In an action to recover the possession of the real property, the plaintiff must have a legal estate in the property sought to be recovered and a present right to the possession thereof, and his complaint must tender an issue as to the title. (Hill’s Code, § 316; Thompson v. Wolf, 6 Or. 308.) By section 318, Hill’s Code, it is provided that plaintiff in his complaint shall set forth the nature of his estate in the property, whether it be in fee, for life, or for a term of years, and for whose life, or the duration of such term; and it has been held that when he omits to do so, his action will be regarded as one brought under the forcible entry and detainer act. (Thompson v. Wolf, supra.) But it does not follow because the complaint is defective in not particularly setting out the nature of plaintiff’s estate, that it does not contain facts sufficient to give the court jurisdiction. There is a marked difference between a defective statement and a total omission to state some fact which is material to plaintiff’s cause of action.

The complaint in the case at bar, alleges that plaintiff is the owner of the property sought to be recovered. This is undoubtedly an allegation of title in the plaintiff. The word owner has a definite meaning, and is one who has dominion over a thing, which he may use as he pleases, except as restrained by law or by an agreement. (Anderson’s Law Diet., title, Owner.) The precise meaning perhaps depends upon the nature of the subject matter and the connection in which it is used; but when applied to real estate, without any qualifying words in common as well as legal parlance, it prima facie means an owner in fee. (Leprell v. Kleinschmidt, 112 N. Y. 364; Ill. Mutual *341Fire Ins. Co. v. Marseilles Mfg. Co. 1 Gilm. 236; Jarrot v. Vaughn, 2 Gilm. 132; Hadlock v. Hadlock, 22 Ill. 384.)

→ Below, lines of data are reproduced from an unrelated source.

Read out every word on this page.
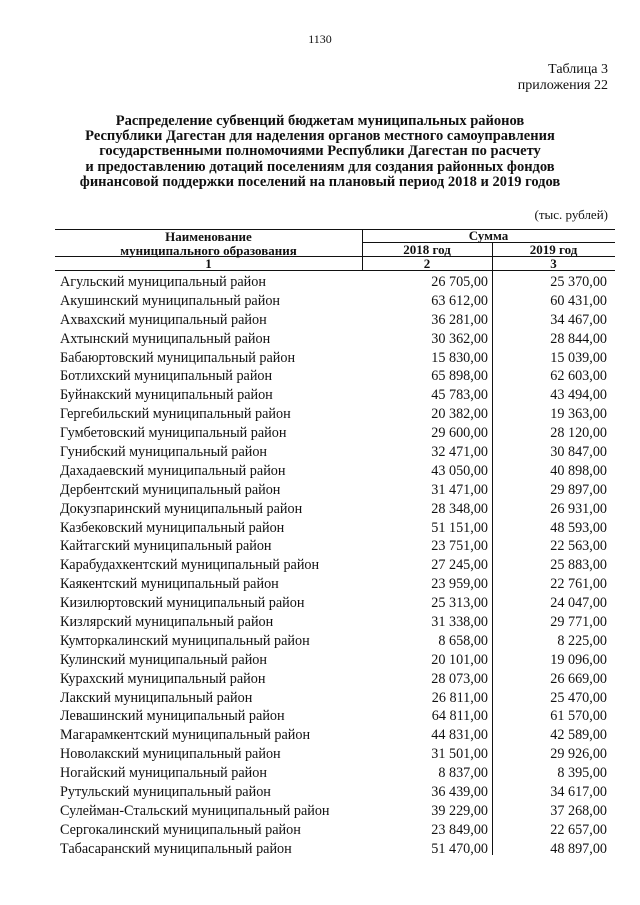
1130
Таблица 3
приложения 22
Распределение субвенций бюджетам муниципальных районов
Республики Дагестан для наделения органов местного самоуправления
государственными полномочиями Республики Дагестан по расчету
и предоставлению дотаций поселениям для создания районных фондов
финансовой поддержки поселений на плановый период 2018 и 2019 годов
(тыс. рублей)
Наименование
муниципального образования
Сумма
2018 год	2019 год
1	2	3
Агульский муниципальный район	26 705,00	25 370,00
Акушинский муниципальный район	63 612,00	60 431,00
Ахвахский муниципальный район	36 281,00	34 467,00
Ахтынский муниципальный район	30 362,00	28 844,00
Бабаюртовский муниципальный район	15 830,00	15 039,00
Ботлихский муниципальный район	65 898,00	62 603,00
Буйнакский муниципальный район	45 783,00	43 494,00
Гергебильский муниципальный район	20 382,00	19 363,00
Гумбетовский муниципальный район	29 600,00	28 120,00
Гунибский муниципальный район	32 471,00	30 847,00
Дахадаевский муниципальный район	43 050,00	40 898,00
Дербентский муниципальный район	31 471,00	29 897,00
Докузпаринский муниципальный район	28 348,00	26 931,00
Казбековский муниципальный район	51 151,00	48 593,00
Кайтагский муниципальный район	23 751,00	22 563,00
Карабудахкентский муниципальный район	27 245,00	25 883,00
Каякентский муниципальный район	23 959,00	22 761,00
Кизилюртовский муниципальный район	25 313,00	24 047,00
Кизлярский муниципальный район	31 338,00	29 771,00
Кумторкалинский муниципальный район	8 658,00	8 225,00
Кулинский муниципальный район	20 101,00	19 096,00
Курахский муниципальный район	28 073,00	26 669,00
Лакский муниципальный район	26 811,00	25 470,00
Левашинский муниципальный район	64 811,00	61 570,00
Магарамкентский муниципальный район	44 831,00	42 589,00
Новолакский муниципальный район	31 501,00	29 926,00
Ногайский муниципальный район	8 837,00	8 395,00
Рутульский муниципальный район	36 439,00	34 617,00
Сулейман-Стальский муниципальный район	39 229,00	37 268,00
Сергокалинский муниципальный район	23 849,00	22 657,00
Табасаранский муниципальный район	51 470,00	48 897,00
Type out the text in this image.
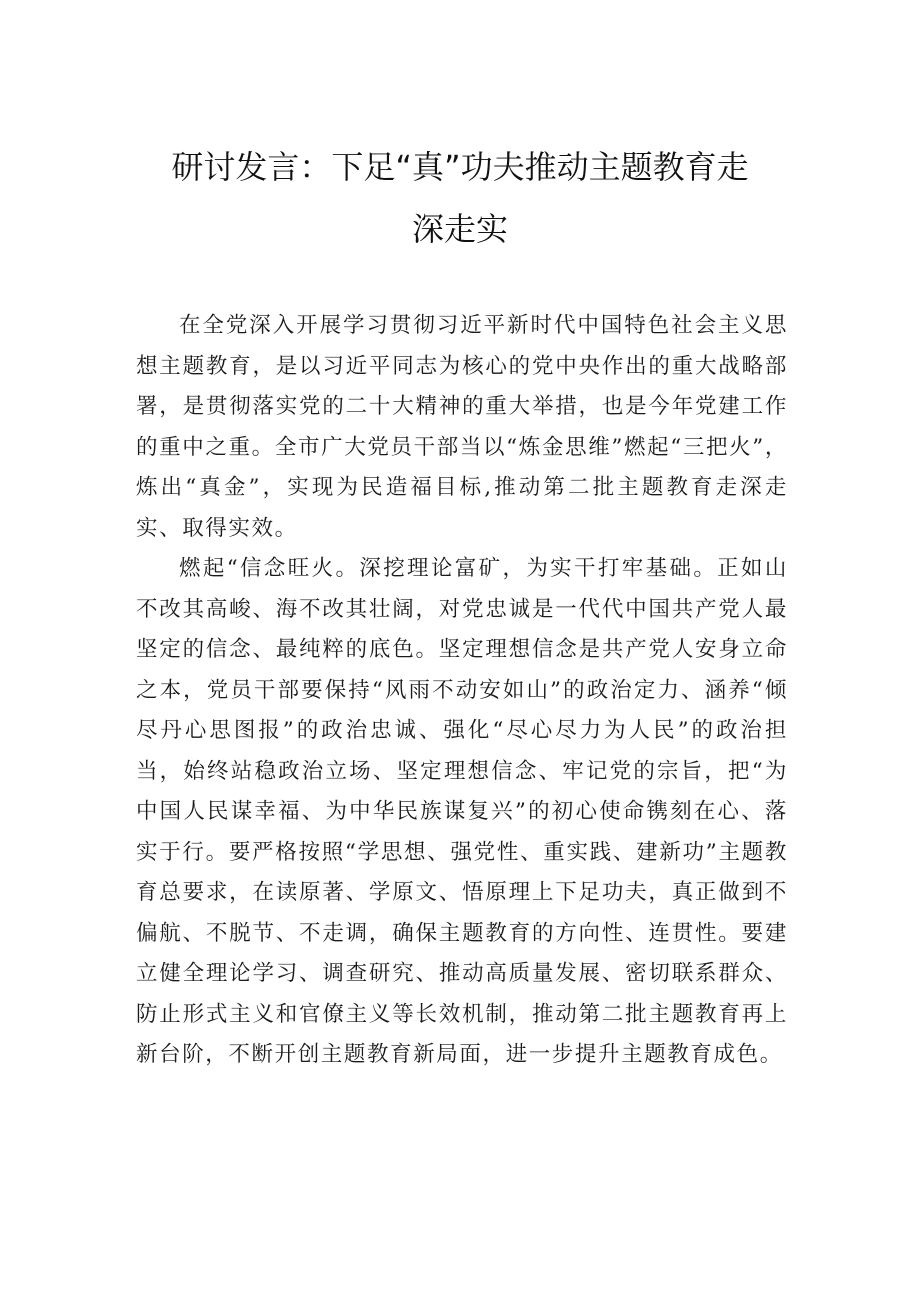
研讨发言：下足“真”功夫推动主题教育走
深走实

在全党深入开展学习贯彻习近平新时代中国特色社会主义思想主题教育，是以习近平同志为核心的党中央作出的重大战略部署，是贯彻落实党的二十大精神的重大举措，也是今年党建工作的重中之重。全市广大党员干部当以“炼金思维”燃起“三把火”，炼出“真金”，实现为民造福目标,推动第二批主题教育走深走实、取得实效。

燃起“信念旺火。深挖理论富矿，为实干打牢基础。正如山不改其高峻、海不改其壮阔，对党忠诚是一代代中国共产党人最坚定的信念、最纯粹的底色。坚定理想信念是共产党人安身立命之本，党员干部要保持“风雨不动安如山”的政治定力、涵养“倾尽丹心思图报”的政治忠诚、强化“尽心尽力为人民”的政治担当，始终站稳政治立场、坚定理想信念、牢记党的宗旨，把“为中国人民谋幸福、为中华民族谋复兴”的初心使命镌刻在心、落实于行。要严格按照“学思想、强党性、重实践、建新功”主题教育总要求，在读原著、学原文、悟原理上下足功夫，真正做到不偏航、不脱节、不走调，确保主题教育的方向性、连贯性。要建立健全理论学习、调查研究、推动高质量发展、密切联系群众、防止形式主义和官僚主义等长效机制，推动第二批主题教育再上新台阶，不断开创主题教育新局面，进一步提升主题教育成色。
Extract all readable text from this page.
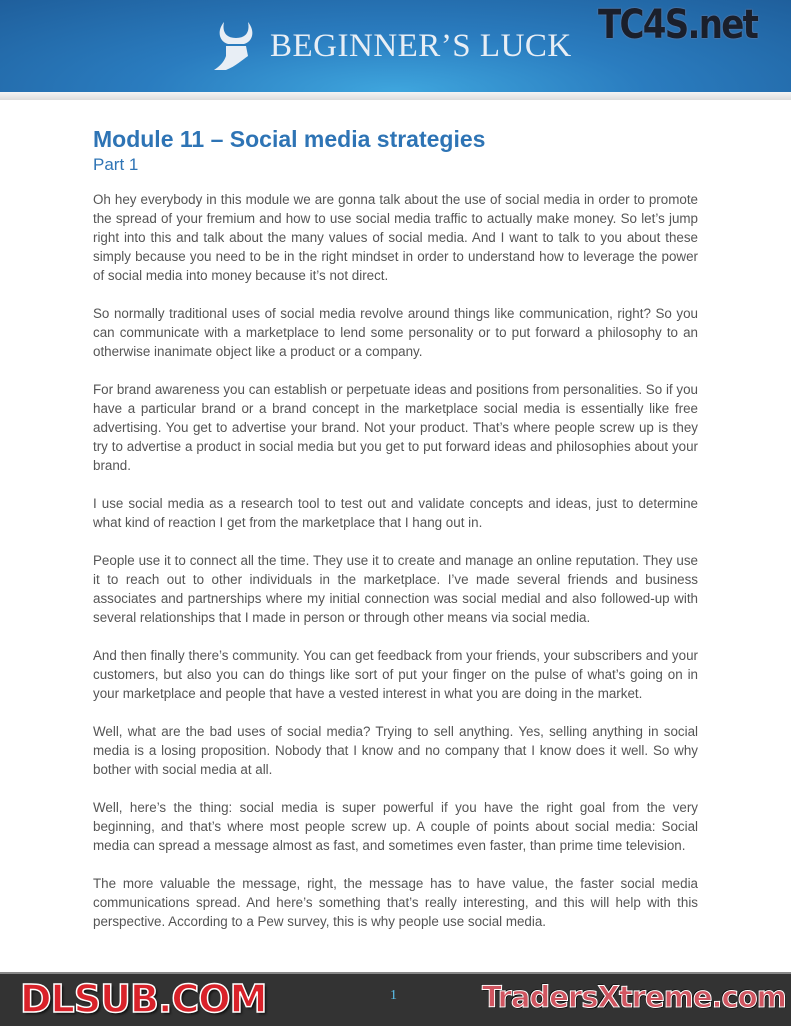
BEGINNER’S LUCK TC4S.net
Module 11 – Social media strategies
Part 1

Oh hey everybody in this module we are gonna talk about the use of social media in order to promote the spread of your fremium and how to use social media traffic to actually make money. So let’s jump right into this and talk about the many values of social media. And I want to talk to you about these simply because you need to be in the right mindset in order to understand how to leverage the power of social media into money because it’s not direct.

So normally traditional uses of social media revolve around things like communication, right? So you can communicate with a marketplace to lend some personality or to put forward a philosophy to an otherwise inanimate object like a product or a company.

For brand awareness you can establish or perpetuate ideas and positions from personalities. So if you have a particular brand or a brand concept in the marketplace social media is essentially like free advertising. You get to advertise your brand. Not your product. That’s where people screw up is they try to advertise a product in social media but you get to put forward ideas and philosophies about your brand.

I use social media as a research tool to test out and validate concepts and ideas, just to determine what kind of reaction I get from the marketplace that I hang out in.

People use it to connect all the time. They use it to create and manage an online reputation. They use it to reach out to other individuals in the marketplace. I’ve made several friends and business associates and partnerships where my initial connection was social medial and also followed-up with several relationships that I made in person or through other means via social media.

And then finally there’s community. You can get feedback from your friends, your subscribers and your customers, but also you can do things like sort of put your finger on the pulse of what’s going on in your marketplace and people that have a vested interest in what you are doing in the market.

Well, what are the bad uses of social media? Trying to sell anything. Yes, selling anything in social media is a losing proposition. Nobody that I know and no company that I know does it well. So why bother with social media at all.

Well, here’s the thing: social media is super powerful if you have the right goal from the very beginning, and that’s where most people screw up. A couple of points about social media: Social media can spread a message almost as fast, and sometimes even faster, than prime time television.

The more valuable the message, right, the message has to have value, the faster social media communications spread. And here’s something that’s really interesting, and this will help with this perspective. According to a Pew survey, this is why people use social media.

DLSUB.COM	1	TradersXtreme.com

The complaint in this case is no doubt defective in matter of form, in not stating the nature of plaintiff’s estate; but it does not' follow that no cause of action is made out by the facts stated. The defect should have been taken advantage of by some appropriate proceeding before answering. Issue was taken upon the facts as alleged in the complaint by the answer and new matter set up by way of defense, and this operated as a waiver'of the defects in the complaint. (Clark v. Orego, 47 Barb. 599; S. C. affirmed, 51 N. Y. 646.)

The judgment of the court below is therefore affirmed.